Originally Posted by
nimbus37
Anytime you want to run a question by me, from one dad to another, don't hesitate.
With regards to your question, I could go on and on, but really it comes down to a saying that my wife and I live by. Dont change your lifestyle to conform to your kids needs, teach your kids to be flexible and adapt to your lifestyle.
It was really important that my wife and I didn't become completely different people after we had kids. There was a reason we were together, we liked each other, we liked what each one had as hobbies and we didn't want to lose that. Both of us came from a divorced household and we could see similarities with our parents. Both sets talked about how they grew apart because each was trying to be something they thought the other wanted. My wife and I already had what we wanted. We just wanted to bring children into the relationship. That shouldn't change your personal likes and hobbies. Kids can certainly add to them, but you shouldn't ever stop being who you are for your significant other or your kids.

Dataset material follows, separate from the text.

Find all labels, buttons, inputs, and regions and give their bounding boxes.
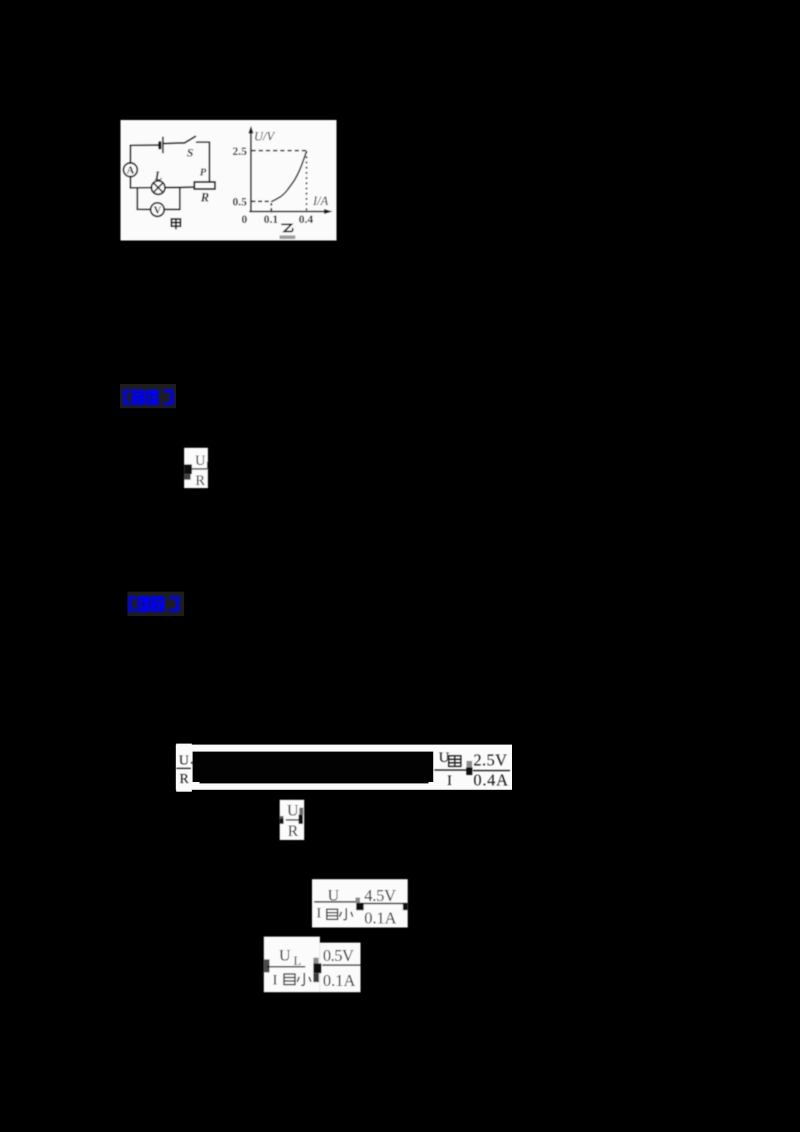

For example, of course, we both loved to backpack. With kids that is harder, but it doesn't mean we couldn't car camp for a while and get back into backpacking at a later date. Once we knew the kids liked car camping, we did some day trips and then an overnighter, and by the time we had our second child at 2.5 years old, we did a 5 day backpacking trip. Now we knew we couldn't hike very far taking all the stuff you needed for kids, so we opted for an alternative. When you backpack you want to get away from civilization. Easy to do when you can hike 10 miles from your starting point. Well we couldn't do that with kids, so we thought outside the box. We took a trip to an island. South manitou island is off the sleeping bear dunes national lakeshore here in Michigan. We took the ferry, then we walked the 2.5 miles to the campground and setup camp. From there it was like car camping. We were there for 5 days. Best trip we have aver had. With or without kids. Made us realize we could do anything.
Fast forward to teo years ago and we took a trip to Colorado supporting two runners that did 120 miles in 6 days. Kids came along of course and truly helped out. They knew what they were responsible for and when it was play time. Everyone talks about that trip still too.
Another one is last spring break we went up and hiked the SHT. We did a bed and breakfast as the highs were only in the forties, but we planned well and did day hikes. They loved it. Just keep things manageable for them. We have never expected our kids to do more mileage than their age in a day. I have a 7 and 9 year old. We don't expect my daughter to do more than 7. If we get done and my son wants to do more, we will do another 2-5 miler after lunch. Good dad and son time!
Morale of the story, don't think you can't do anything with your kid. They will adapt. If you make it normal for them they won't know the difference. Truly I don't think my kids even know they could have a say whether they wanted to go or not on a camping trip. But I don't believe they would want to miss out on all the fun.
I should get back to work. PM if you want, or if you don't mind the hijacking, keep posting here in this thread.